Another option to traceroute is tracepath; it has less options than traceroute and also doesn’t require elevated privileges to run unlike some flags in traceroute.

[josevnz@dmaf5 ~]$ tracepath -n macmini2
1?: [LOCALHOST] pmtu 1500
1: 192.168.1.16 1.300ms reached
1: 192.168.1.16 2.116ms reached
Resume: pmtu 1500 hops 1 back 1

How to fix

This one is tricky, as it may be a issue with intermediate routers or even the destination target.
Things you can check:

How much bandwidth is being used? This may require you measure at the switch level to see if the path is not saturated.
If you see lost packets then maybe replacing the cable is all you need
You can check also for errors on the network interfaces. Then you may need to replace the network card or before trying that just switch ports on the destination switch.

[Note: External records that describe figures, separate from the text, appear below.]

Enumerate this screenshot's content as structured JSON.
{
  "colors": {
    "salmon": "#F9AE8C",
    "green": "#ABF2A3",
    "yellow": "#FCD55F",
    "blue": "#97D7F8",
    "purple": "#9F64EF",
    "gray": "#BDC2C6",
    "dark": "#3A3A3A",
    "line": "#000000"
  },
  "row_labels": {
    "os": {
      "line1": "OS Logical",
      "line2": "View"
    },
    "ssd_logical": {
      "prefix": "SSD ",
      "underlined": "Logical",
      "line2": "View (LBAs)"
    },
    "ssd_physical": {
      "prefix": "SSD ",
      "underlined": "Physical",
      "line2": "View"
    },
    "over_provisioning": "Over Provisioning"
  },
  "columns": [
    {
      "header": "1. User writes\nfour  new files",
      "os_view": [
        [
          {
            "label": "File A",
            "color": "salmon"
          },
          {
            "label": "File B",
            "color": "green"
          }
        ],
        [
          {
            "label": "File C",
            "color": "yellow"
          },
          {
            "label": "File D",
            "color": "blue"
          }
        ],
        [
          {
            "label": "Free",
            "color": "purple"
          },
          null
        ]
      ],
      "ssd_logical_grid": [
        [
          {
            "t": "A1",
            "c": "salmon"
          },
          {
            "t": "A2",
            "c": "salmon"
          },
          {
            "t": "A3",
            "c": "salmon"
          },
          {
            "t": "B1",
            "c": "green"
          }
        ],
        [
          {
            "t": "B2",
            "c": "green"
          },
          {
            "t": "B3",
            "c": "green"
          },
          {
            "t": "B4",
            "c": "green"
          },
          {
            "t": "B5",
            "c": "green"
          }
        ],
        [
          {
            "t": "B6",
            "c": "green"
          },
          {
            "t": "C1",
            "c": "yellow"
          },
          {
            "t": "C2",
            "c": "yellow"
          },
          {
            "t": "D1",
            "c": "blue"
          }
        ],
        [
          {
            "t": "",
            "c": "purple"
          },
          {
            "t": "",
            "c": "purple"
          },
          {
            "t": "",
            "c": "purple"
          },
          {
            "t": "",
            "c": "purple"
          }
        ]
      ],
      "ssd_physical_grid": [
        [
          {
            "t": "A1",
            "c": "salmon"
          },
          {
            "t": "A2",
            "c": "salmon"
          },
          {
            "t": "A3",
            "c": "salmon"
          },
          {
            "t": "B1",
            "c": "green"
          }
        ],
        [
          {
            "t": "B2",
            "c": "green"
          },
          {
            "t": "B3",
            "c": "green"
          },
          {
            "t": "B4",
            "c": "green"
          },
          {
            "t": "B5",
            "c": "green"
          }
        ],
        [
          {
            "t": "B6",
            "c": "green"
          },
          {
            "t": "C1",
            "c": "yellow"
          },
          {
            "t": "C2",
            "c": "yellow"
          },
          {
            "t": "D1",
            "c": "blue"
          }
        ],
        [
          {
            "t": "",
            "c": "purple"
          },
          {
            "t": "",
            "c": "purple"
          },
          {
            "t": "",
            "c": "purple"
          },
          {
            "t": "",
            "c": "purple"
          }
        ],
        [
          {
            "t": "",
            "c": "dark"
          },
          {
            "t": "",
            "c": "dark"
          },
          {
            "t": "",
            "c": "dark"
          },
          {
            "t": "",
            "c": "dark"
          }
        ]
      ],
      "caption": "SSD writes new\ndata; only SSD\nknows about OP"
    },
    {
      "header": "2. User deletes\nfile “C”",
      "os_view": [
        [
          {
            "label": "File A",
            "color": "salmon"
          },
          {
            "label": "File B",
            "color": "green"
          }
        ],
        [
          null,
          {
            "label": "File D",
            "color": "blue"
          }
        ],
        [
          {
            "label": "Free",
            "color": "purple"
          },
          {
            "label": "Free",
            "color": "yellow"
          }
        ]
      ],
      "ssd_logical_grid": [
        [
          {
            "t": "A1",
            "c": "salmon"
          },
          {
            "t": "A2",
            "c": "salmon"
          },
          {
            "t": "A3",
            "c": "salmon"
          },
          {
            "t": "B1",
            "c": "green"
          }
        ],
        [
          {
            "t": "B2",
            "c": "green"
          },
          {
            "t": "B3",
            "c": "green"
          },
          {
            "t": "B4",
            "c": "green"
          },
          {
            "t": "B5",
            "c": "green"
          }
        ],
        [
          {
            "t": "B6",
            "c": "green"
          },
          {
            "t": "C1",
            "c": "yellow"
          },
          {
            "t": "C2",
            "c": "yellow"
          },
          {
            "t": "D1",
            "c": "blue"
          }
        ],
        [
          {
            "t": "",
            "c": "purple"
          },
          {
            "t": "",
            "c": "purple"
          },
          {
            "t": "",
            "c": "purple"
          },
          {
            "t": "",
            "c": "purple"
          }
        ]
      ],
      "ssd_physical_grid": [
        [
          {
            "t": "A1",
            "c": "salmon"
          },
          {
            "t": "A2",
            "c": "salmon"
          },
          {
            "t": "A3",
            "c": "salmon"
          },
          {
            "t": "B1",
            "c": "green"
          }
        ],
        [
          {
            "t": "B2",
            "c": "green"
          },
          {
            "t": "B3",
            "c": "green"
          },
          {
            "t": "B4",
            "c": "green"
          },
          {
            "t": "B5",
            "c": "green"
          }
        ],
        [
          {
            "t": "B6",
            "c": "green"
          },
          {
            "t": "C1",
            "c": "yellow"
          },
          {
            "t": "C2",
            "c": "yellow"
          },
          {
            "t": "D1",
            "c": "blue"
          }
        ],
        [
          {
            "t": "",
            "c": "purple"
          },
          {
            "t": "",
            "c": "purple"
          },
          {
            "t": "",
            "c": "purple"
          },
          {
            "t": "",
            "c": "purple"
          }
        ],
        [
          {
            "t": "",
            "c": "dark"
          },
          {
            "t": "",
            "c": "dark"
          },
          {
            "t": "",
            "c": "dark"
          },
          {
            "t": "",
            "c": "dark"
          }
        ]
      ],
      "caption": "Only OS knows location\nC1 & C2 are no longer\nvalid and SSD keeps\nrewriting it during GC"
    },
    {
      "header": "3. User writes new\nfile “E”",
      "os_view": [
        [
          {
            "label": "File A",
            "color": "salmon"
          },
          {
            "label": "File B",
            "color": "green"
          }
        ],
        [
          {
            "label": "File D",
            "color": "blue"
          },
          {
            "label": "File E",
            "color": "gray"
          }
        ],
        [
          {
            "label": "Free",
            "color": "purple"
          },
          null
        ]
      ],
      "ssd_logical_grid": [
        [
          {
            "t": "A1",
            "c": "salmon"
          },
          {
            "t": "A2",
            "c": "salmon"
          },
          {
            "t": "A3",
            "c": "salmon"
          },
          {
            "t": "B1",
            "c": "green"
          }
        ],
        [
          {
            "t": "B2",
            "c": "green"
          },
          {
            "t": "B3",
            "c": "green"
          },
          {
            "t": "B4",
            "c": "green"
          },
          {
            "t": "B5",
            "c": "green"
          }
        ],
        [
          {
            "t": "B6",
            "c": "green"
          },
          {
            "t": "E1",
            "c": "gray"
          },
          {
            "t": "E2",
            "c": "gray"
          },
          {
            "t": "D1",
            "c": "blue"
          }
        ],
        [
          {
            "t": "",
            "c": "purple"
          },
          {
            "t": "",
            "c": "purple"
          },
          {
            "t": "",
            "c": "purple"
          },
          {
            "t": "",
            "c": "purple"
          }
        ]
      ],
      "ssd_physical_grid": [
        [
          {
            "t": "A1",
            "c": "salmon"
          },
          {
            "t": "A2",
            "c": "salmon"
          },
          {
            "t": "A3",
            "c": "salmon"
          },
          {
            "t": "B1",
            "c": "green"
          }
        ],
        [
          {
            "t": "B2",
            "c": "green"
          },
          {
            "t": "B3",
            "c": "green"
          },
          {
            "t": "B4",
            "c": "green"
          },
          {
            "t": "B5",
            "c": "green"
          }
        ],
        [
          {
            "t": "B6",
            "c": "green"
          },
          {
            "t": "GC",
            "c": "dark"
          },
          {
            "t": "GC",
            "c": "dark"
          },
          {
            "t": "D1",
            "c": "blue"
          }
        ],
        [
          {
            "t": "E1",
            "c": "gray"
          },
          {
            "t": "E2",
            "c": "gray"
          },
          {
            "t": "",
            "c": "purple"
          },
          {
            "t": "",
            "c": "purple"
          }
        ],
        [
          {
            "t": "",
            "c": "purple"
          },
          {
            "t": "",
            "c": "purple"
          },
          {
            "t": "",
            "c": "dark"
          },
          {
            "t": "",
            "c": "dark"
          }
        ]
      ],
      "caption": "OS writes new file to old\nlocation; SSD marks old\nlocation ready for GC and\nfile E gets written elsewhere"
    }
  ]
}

Service is not reachable on destination port

There are many ways to check for this error, the first one if using the client with the proper protocol. For example, say it is a web server that is not responding

[josevnz@dmaf5 ~]$ curl --verbose --fail http://raspberrypi.home:8000/
* Trying fd22:4e39:e630:1:dea6:32ff:fef9:4748:8000...
* connect to fd22:4e39:e630:1:dea6:32ff:fef9:4748 port 8000 failed: Connection refused
* Trying 192.168.1.27:8000...
* connect to 192.168.1.27 port 8000 failed: Connection refused
* Failed to connect to raspberrypi.home port 8000 after 4 ms: Connection refused
* Closing connection 0
curl: (7) Failed to connect to raspberrypi.home port 8000 after 4 ms: Connection refused

A more generic test can be done with Netcat:

[josevnz@dmaf5 ~]$ nc raspberrypi.home 8000
Ncat: Connection refused.

In this case the server refused our TCP handshake. But what if your nc command just hangs and eventually times out?

[josevnz@dmaf5 ~]$ nc raspberrypi.home 8000
Ncat: TIMEOUT.

There is a chance than you have port filter (firewalling) and your request is being rejected. This requires opening the port (if is using iptables or at the firewall level if the real host is behind a firewall). If you have nmap you can confirm if the port is being filtered:

[josevnz@dmaf5 ~]$ sudo nmap raspberrypi.home -p 8000
Starting Nmap 7.93 ( https://nmap.org ) at 2023-01-08 05:59 EST
Nmap scan report for raspberrypi.home (192.168.1.16)
Host is up (0.024s latency).
PORT STATE SERVICE
8000/tcp filtered http-proxy
Nmap done: 1 IP address (1 host up) scanned in 0.72 seconds

Wrapping up

This is just a quick introduction to some common techniques used to troubleshoot common network problems. There many more protocols like UDP that were not covered here and require slightly different tools and approaches, for that is always good to become familiar with the protocol and service with the problem and get familiar with the expected proper behavior.